Roles and Permissions
Users are any members of your site that have an account. What they can do with that account is up to you. You can give them access to login-only areas of the front-end, give them the ability to manage every aspect of the site in the Control Panel, and everything in between.
A User by itself has no permission to access or change any aspect of Statamic except a front-end login. Beyond that, it takes an explicit set of Permissions for that User to accomplish anything.
Access to Statamic’s Control Panel and the ability to access, create, edit, and delete content and settings is broken out across many different Permissions. Let’s cover some lingo before we move on further.
Super Users
You may have heard the term super user, super admin, or root user thrown around the internet. This is a way of saying someone that has unlimited permissions.
Whenever Statamic needs to ask the question “Can this user do this thing?”, if the user has super permissions the answer will always be “Yes”.
It is not a permission to be taken lightly, and is often only held by the developers of the site.
A user can be considered super if they belong to a role or user group with a super
permission, or if they have super: true
directly on their account.
Super users are the only ones that are able to configure the site through the Control Panel. They can create and delete content collections (entry collections, taxonomies, global sets, asset containers, etc); manage fieldsets, edit system settings, and more.
Roles
Assigning permissions one at a time per-user would be a tedious endeavor, much like cleaning up a bucket of Lego bricks dumped out on your kitchen floor with one hand.
For that very reason, Roles exist. A Role is simply a reusable group of Permissions that can be assigned to users and groups. For example, you could create an Editor role that had all the necessary permissions to create, edit, and delete content, but no access whatsoever to modify site settings or work with system tools.
A User can hold multiple Roles and it makes no difference whether there is a lot, a little, or no overlap between them. The Permissions are additive, which means if one Role gives you a Permission, no other Role can take it away. Keep that in mind as you design the best Roles for your workflow.

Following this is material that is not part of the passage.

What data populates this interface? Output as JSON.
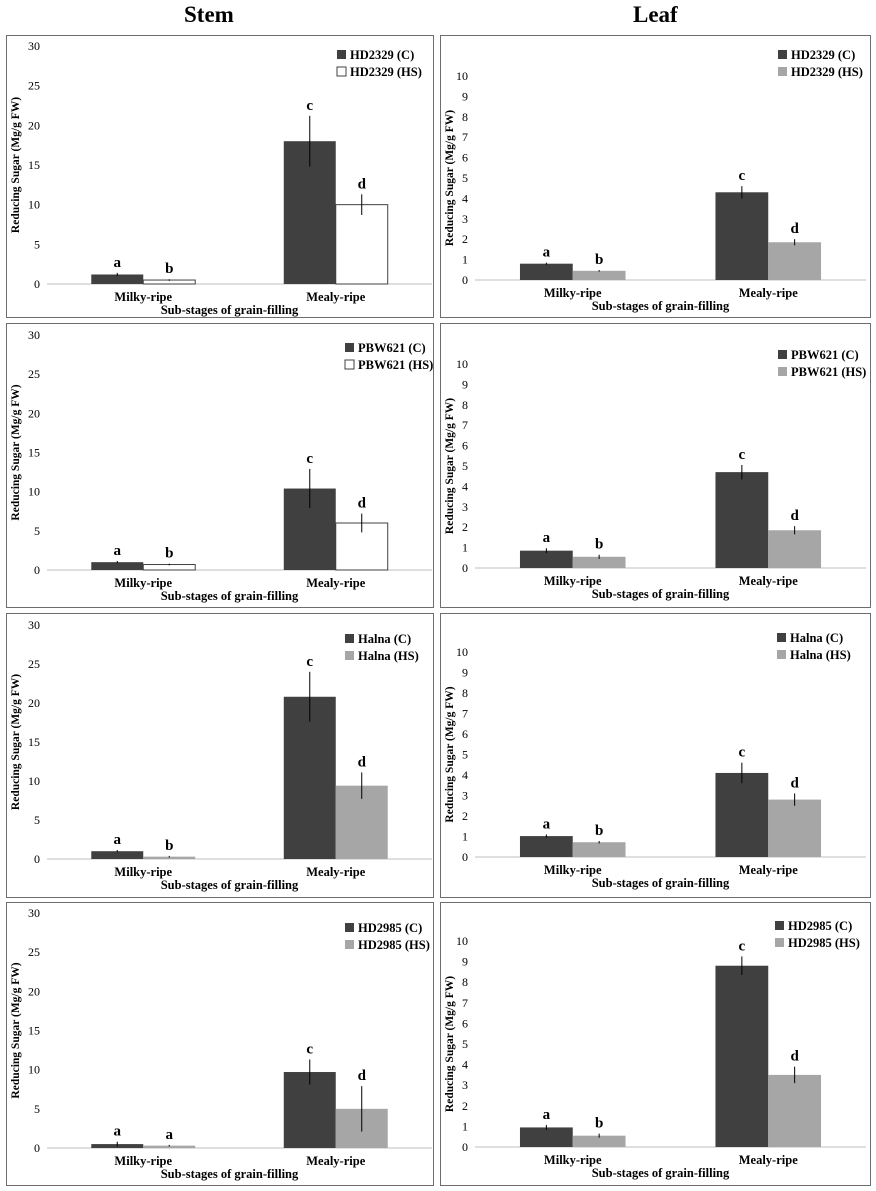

It is through the Roles interface that you even access the available Permissions. There is no limit to the number of Roles you can create. Feel free to get creative. We’ve heard rumors of a “Bacon Aficionado” Role out there in the wild, and if you’re reading this and can give us access, we formally request an invite. We’ll bring the shrimp.
Roles are created and managed in Configure » Users
, assuming you have necessary permissions to access it.
It so happens that when roles are created via the Control Panel (CP) they are identified under the hood in /site/settings/users/roles.yaml
by a system-created alphanumeric ID, such as:
d32e14fb-08c9-44c2-aaf8-21200852bafd:
title: Admin
permissions:
- super
This works just fine, as such IDs are never seen by folks who interact with the site exclusively via the CP. However, if you are setting up your site by hand, you can opt to define roles yourself by editing .../roles.yaml
and give them more human-readable names. For instance,
admin:
title: Admin
permissions:
- super
Both approaches work equally well, but the latter may be more convenient for hands-on programmers.
Groups
Just in case you have a complex publishing workflow or lots of cooks in the kitchen (metaphorically speaking of course - if you have lots of real cooks we’d like to try what you’re cooking and formally request invites to this event too), assigning multiple Permissions to every User can also be tedious, as are an over abundance of metaphors and subtexts.
Enter: User Groups. When a User registers on your site, or you create a user and invite them, you can isolate them to a specific group. Each group has its own assigned Roles, which makes the entire Role assigning process hands-off and automated.
Groups are created and managed in Configure » Users
, again assuming you have the necessary permissions to access it.
Conclusion
To explain this any further would likely be futile. Log into the Control Panel, head to the Configure
area, and start clicking. We’re pretty sure you can take it from here.